One might think this is an instance of consciously anti-Catholic bias and perhaps it is. But I doubt that. In many dealings with BBC radio I have only come across one producer who fitted the Daily Mail stereotype of someone actively biased . I suspect it isn't rooted in theological animus, but something far more cultural. The kind of young people who go on organised pilgrimages to greet the pope are not the kind of people most journalists want to become, or have been. They are quintessentially unfashionable.
Journalists are almost inevitably sensitive to fashion in ideas, in part because their own fates and careers depend so heavily on it. The ability to sense what people are interested in right now is a skill highly valued in the trade.
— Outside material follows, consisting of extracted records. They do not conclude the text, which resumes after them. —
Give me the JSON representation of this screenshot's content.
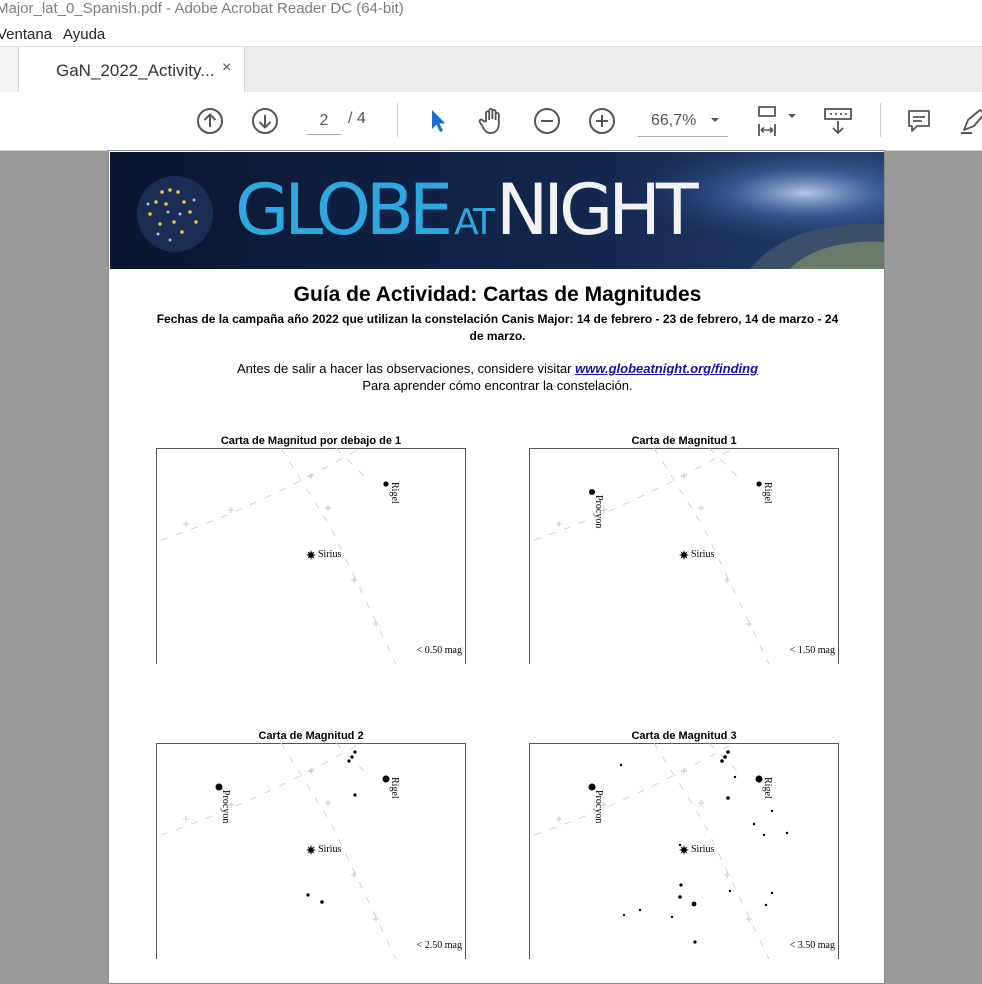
{
  "window": {
    "title": "Major_lat_0_Spanish.pdf - Adobe Acrobat Reader DC (64-bit)"
  },
  "menu": {
    "items": [
      "Ventana",
      "Ayuda"
    ]
  },
  "tab": {
    "label": "GaN_2022_Activity...",
    "close": "×"
  },
  "toolbar": {
    "current_page": "2",
    "total_pages": "/ 4",
    "zoom": "66,7%",
    "icons": [
      "arrow-up-icon",
      "arrow-down-icon",
      "pointer-icon",
      "hand-icon",
      "zoom-out-icon",
      "zoom-in-icon",
      "fit-page-icon",
      "scroll-mode-icon",
      "comment-icon",
      "highlight-icon"
    ]
  },
  "document": {
    "banner": {
      "word1": "GLOBE",
      "word2": "AT",
      "word3": "NIGHT"
    },
    "title": "Guía de Actividad: Cartas de Magnitudes",
    "subtitle": "Fechas de la campaña año 2022 que utilizan la constelación Canis Major: 14 de febrero - 23 de febrero, 14 de marzo - 24 de marzo.",
    "p1_before": "Antes de salir a hacer las observaciones, considere visitar ",
    "p1_link": "www.globeatnight.org/finding",
    "p2": "Para aprender cómo encontrar la constelación."
  },
  "charts": [
    {
      "title": "Carta de Magnitud por debajo de  1",
      "mag_label": "< 0.50 mag",
      "stars": [
        {
          "name": "Rigel",
          "size": 2.6
        },
        {
          "name": "Sirius",
          "size": 5
        }
      ]
    },
    {
      "title": "Carta de Magnitud 1",
      "mag_label": "< 1.50 mag",
      "stars": [
        {
          "name": "Rigel",
          "size": 2.6
        },
        {
          "name": "Procyon",
          "size": 3
        },
        {
          "name": "Sirius",
          "size": 5
        }
      ]
    },
    {
      "title": "Carta de Magnitud 2",
      "mag_label": "< 2.50 mag",
      "stars": [
        {
          "name": "Rigel",
          "size": 3.5
        },
        {
          "name": "Procyon",
          "size": 3.5
        },
        {
          "name": "Sirius",
          "size": 5
        }
      ]
    },
    {
      "title": "Carta de Magnitud 3",
      "mag_label": "< 3.50 mag",
      "stars": [
        {
          "name": "Rigel",
          "size": 3.5
        },
        {
          "name": "Procyon",
          "size": 3.5
        },
        {
          "name": "Sirius",
          "size": 5
        }
      ]
    }
  ]
}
At the same time, the desire to be one of the inner ring, to know things that other people do not, and to be wafted to the front of any queue, is powerful in us, not least because it is doomed to be unsatisfied. In the last analysis the people who know what's going on are those who have the power to change it, and very few journalists ever get that.
Nor is it just the BBC – I see from a quick Googling that Deutsche Welle, the admirable German broadcaster has a story that starts:
"Pope Benedict XVI arrived in the Spanish capital on Thursday to take part in World Youth Day celebrations. But his presence in Madrid, and in particular the taxpayer-funded price tag of the visit, has stirred much anger in a country mired in the economic doldrums.
"Around 5,000 people turned out on Madrid's streets late Wednesday to protest the pope's arrival for the six-day youth festival. The demonstrators included members of secularist, feminist, gay and lesbian, alternative Christian and leftist groups."
Of course this demonstration is news. But the ability of mainstream Christianity to attract a crowd of 1.5 million young people seems to me a damn sight more newsworthy, since we expect people to protest against the pope, and we do not expect them to turn out in large numbers to support or see him.
Numbers don't prove truth, of course. But they are measures of commitment, and of political importance. Three hundred times as many people have travelled to Madrid to see the pope as have travelled to protests against him. Which group is more important to know about?